139 views Asked by At

let voice = null;
function updateVoice() {
  voice = speechSynthesis.getVoices().find(voice => voice.lang == 'zh-CN')
  document.getElementById('voice_name').textContent = voice?.name ?? '(No Voice)';
}
speechSynthesis.addEventListener('voiceschanged', updateVoice);
updateVoice()
const speak = document.getElementById('speak');
const text = document.getElementById('text');
speak.addEventListener('click', () => {
  const ssu = new SpeechSynthesisUtterance(text.value);
  ssu.voice = voice;
  ssu.lang = 'zh-CN';
  ssu.addEventListener('start', e => console.log('start', e));
  ssu.addEventListener('end', e => console.log('end', e));
  ssu.addEventListener('error', e => console.log('error', e));
  speechSynthesis.speak(ssu);
});
<textarea id="text">“你好”</textarea>
<div id="voice_name"></div>
<button type="button" id="speak">
Speak
</button>

My PWA using Speech Synthesis API simpliy works on Safari iOS 16.5 but it just failed after I upgraded my device to iOS 17. Codes are shown above. When running on my iPhone SE2 with iOS 17, trying to speak “你好” (你好 with CJK quotes “”) results nothing happened. However, if you remove the quotes and leave only 你好 in the textarea, and click the Speak button again, it would work as expected. I'm not sure what I can do to get ride of this problem. So could anyone help me find a work around here?

1

There are 1 answers

0
tsh On

As the text to speak is given by user which is out of my control.

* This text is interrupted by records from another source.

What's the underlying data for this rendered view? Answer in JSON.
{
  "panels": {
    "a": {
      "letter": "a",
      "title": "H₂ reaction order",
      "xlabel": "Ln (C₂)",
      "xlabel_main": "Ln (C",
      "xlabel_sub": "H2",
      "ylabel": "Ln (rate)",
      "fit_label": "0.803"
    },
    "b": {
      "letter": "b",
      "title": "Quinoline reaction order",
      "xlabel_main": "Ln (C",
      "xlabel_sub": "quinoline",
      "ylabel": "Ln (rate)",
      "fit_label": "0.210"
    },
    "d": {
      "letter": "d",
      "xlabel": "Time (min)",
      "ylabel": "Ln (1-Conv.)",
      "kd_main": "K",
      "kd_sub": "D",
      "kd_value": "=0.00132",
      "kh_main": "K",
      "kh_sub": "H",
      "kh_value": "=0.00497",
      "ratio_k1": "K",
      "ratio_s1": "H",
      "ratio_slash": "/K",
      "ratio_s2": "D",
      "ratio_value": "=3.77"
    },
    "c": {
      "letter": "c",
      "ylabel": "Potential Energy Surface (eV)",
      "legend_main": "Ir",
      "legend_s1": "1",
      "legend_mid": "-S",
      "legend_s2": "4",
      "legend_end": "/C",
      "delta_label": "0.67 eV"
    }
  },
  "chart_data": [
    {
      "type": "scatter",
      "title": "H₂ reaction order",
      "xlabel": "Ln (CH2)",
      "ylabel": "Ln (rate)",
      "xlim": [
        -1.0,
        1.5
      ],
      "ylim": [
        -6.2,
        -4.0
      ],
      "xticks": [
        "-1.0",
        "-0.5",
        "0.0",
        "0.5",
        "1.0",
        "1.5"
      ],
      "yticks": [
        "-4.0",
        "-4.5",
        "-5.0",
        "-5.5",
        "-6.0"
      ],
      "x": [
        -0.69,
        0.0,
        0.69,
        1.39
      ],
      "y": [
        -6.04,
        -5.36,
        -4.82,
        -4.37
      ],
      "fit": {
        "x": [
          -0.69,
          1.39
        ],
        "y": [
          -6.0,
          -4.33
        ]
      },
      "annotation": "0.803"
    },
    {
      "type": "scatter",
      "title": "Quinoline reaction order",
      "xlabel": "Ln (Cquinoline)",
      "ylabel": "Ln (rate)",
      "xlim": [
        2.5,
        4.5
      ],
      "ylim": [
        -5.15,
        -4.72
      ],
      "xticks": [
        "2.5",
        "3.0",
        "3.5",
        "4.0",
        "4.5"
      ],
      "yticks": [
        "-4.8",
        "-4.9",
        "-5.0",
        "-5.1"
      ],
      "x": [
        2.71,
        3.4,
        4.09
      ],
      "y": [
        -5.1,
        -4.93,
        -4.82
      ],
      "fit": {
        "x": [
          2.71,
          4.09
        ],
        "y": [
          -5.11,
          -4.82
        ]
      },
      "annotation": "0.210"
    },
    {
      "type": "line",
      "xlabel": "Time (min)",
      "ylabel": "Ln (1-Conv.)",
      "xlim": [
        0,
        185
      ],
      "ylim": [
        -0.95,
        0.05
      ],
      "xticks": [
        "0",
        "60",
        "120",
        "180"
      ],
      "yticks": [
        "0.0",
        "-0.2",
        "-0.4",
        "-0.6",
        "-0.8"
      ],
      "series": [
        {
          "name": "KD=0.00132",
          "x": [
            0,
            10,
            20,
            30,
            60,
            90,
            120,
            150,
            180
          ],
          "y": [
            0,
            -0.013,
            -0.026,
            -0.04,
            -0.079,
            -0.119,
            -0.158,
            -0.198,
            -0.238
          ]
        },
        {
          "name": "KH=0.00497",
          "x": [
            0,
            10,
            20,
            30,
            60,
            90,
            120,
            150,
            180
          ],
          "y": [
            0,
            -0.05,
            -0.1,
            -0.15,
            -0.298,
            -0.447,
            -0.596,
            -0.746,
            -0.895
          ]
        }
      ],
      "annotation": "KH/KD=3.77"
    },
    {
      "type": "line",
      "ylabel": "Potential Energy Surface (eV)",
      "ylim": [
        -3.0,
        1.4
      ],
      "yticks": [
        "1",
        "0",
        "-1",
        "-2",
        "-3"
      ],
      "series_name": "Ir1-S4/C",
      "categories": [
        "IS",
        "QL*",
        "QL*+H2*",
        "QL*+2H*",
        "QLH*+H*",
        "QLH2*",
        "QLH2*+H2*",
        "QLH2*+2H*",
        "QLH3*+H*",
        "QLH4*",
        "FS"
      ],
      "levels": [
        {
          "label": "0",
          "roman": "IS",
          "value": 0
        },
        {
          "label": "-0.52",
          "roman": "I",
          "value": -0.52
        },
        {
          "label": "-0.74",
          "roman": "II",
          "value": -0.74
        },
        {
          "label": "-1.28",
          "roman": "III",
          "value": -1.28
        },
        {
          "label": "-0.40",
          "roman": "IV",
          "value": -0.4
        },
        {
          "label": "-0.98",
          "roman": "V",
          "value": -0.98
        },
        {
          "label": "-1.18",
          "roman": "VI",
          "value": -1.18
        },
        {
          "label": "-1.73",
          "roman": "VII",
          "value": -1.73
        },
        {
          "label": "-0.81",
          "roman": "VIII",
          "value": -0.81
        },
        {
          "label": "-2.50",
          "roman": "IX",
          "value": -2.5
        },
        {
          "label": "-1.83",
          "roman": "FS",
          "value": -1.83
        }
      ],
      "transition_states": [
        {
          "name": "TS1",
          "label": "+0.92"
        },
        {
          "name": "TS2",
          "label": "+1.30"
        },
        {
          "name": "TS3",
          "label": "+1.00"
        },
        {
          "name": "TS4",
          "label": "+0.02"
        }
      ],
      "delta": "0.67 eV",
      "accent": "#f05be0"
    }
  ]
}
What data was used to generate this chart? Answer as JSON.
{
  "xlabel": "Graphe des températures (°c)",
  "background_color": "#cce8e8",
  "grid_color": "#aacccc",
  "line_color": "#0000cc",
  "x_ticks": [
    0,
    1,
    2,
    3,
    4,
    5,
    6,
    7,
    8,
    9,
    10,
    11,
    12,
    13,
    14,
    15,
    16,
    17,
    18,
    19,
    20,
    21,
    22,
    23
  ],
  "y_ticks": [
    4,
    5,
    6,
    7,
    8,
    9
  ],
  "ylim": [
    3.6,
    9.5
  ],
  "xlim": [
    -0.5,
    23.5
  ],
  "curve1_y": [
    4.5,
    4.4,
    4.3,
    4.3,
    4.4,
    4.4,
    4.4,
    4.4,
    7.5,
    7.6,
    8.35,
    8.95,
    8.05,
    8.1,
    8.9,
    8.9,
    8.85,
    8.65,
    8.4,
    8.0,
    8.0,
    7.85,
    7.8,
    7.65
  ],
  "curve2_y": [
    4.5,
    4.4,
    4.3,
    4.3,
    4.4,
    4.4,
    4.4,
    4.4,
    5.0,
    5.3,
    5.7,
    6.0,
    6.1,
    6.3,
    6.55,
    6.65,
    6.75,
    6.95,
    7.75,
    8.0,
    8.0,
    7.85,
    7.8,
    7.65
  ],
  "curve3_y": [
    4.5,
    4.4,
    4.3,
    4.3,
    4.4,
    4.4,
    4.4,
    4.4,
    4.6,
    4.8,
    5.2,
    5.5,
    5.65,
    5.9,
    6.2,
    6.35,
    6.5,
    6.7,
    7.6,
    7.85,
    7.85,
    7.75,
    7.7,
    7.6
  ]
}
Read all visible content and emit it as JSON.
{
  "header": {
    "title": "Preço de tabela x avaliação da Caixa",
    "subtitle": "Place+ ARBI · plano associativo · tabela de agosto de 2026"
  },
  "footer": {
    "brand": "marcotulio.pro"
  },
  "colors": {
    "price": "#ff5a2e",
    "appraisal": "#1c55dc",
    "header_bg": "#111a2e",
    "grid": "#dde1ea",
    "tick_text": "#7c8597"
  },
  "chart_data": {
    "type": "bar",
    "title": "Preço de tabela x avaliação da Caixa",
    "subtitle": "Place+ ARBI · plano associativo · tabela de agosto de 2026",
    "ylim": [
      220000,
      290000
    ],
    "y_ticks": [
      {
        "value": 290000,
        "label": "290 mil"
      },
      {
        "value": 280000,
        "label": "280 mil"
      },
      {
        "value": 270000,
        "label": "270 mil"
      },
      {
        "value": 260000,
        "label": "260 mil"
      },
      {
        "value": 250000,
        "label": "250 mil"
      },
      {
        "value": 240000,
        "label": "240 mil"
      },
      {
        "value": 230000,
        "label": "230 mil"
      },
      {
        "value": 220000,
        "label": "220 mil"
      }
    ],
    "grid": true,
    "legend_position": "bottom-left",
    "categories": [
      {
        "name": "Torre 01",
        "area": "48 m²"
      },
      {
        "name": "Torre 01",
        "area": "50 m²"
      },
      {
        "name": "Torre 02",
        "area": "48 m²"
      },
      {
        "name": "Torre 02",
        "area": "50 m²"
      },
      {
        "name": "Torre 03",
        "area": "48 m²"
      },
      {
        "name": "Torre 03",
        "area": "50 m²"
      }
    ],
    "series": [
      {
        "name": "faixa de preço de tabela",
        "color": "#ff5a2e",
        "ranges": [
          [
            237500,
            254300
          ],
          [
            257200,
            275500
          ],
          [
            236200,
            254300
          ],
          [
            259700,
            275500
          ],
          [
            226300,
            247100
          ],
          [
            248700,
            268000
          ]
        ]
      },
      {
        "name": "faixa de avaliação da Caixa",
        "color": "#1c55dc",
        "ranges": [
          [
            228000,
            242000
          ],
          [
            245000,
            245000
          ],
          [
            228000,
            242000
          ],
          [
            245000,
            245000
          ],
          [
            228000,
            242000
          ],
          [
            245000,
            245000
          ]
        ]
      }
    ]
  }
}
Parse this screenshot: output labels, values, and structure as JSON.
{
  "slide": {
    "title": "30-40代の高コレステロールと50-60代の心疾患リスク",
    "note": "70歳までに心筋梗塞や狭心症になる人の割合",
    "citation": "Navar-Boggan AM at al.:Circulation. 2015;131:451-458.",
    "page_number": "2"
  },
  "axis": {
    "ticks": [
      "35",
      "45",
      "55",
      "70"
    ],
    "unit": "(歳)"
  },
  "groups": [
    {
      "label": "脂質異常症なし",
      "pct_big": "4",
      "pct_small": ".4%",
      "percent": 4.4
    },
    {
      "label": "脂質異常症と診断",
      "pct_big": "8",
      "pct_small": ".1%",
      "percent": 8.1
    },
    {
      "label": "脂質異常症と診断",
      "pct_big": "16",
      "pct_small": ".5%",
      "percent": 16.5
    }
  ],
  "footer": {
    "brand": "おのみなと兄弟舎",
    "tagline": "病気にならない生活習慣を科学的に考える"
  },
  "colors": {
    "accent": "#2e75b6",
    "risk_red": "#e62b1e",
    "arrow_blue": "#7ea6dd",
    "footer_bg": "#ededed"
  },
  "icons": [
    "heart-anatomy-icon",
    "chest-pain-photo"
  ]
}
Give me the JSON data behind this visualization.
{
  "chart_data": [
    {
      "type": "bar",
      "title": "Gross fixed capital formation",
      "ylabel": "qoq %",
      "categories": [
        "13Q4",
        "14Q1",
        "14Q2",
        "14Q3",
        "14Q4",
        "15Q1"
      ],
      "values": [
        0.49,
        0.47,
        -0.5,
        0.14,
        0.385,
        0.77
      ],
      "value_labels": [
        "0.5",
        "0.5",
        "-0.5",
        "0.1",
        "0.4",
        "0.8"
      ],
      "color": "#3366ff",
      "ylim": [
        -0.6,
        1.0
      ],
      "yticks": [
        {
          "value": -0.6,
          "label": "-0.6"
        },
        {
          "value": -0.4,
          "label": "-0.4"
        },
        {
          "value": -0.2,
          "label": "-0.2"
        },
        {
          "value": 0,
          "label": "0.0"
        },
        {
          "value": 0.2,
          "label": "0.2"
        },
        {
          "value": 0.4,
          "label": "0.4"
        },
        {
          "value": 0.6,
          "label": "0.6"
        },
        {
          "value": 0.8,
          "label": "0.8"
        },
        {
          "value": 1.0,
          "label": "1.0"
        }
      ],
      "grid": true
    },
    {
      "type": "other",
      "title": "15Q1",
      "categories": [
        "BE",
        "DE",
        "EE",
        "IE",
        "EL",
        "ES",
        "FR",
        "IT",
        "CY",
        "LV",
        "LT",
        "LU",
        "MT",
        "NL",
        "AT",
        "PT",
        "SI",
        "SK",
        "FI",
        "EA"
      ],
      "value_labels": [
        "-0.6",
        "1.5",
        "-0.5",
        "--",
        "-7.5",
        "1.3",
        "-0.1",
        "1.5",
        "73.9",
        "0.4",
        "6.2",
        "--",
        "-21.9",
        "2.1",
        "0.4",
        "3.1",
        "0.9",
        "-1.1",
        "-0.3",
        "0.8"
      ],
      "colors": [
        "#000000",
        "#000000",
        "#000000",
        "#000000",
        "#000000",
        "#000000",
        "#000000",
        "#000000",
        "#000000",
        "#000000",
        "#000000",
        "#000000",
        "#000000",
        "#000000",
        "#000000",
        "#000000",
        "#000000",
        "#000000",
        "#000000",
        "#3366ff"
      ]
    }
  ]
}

I cannot avoid the quote in the text. After some try and error. The best workaround I got so far is:

  • Append “”。 on each text for ssu

It could be tricky but however works.

const extraSuffix = '“”。';

let voice = null;
function updateVoice() {
  voice = speechSynthesis.getVoices().find(voice => voice.lang == 'zh-CN')
  document.getElementById('voice_name').textContent = voice?.name ?? '(No Voice)';
}
speechSynthesis.addEventListener('voiceschanged', updateVoice);
updateVoice()
const speak = document.getElementById('speak');
const text = document.getElementById('text');
speak.addEventListener('click', () => {
  const ssu = new SpeechSynthesisUtterance(text.value + extraSuffix);
  ssu.voice = voice;
  ssu.lang = 'zh-CN';
  ssu.addEventListener('start', e => console.log('start', e));
  ssu.addEventListener('end', e => console.log('end', e));
  ssu.addEventListener('error', e => console.log('error', e));
  speechSynthesis.speak(ssu);
});
<textarea id="text">“你好”</textarea>
<div id="voice_name"></div>
<button type="button" id="speak">
Speak
</button>

I find out that if I append a at the end of text, the speech synthesis works again. However, 怎么? and 怎么?。 would have different tune, which is not what I want. But 怎么?“”。 works fine. That's why it use such strange suffix.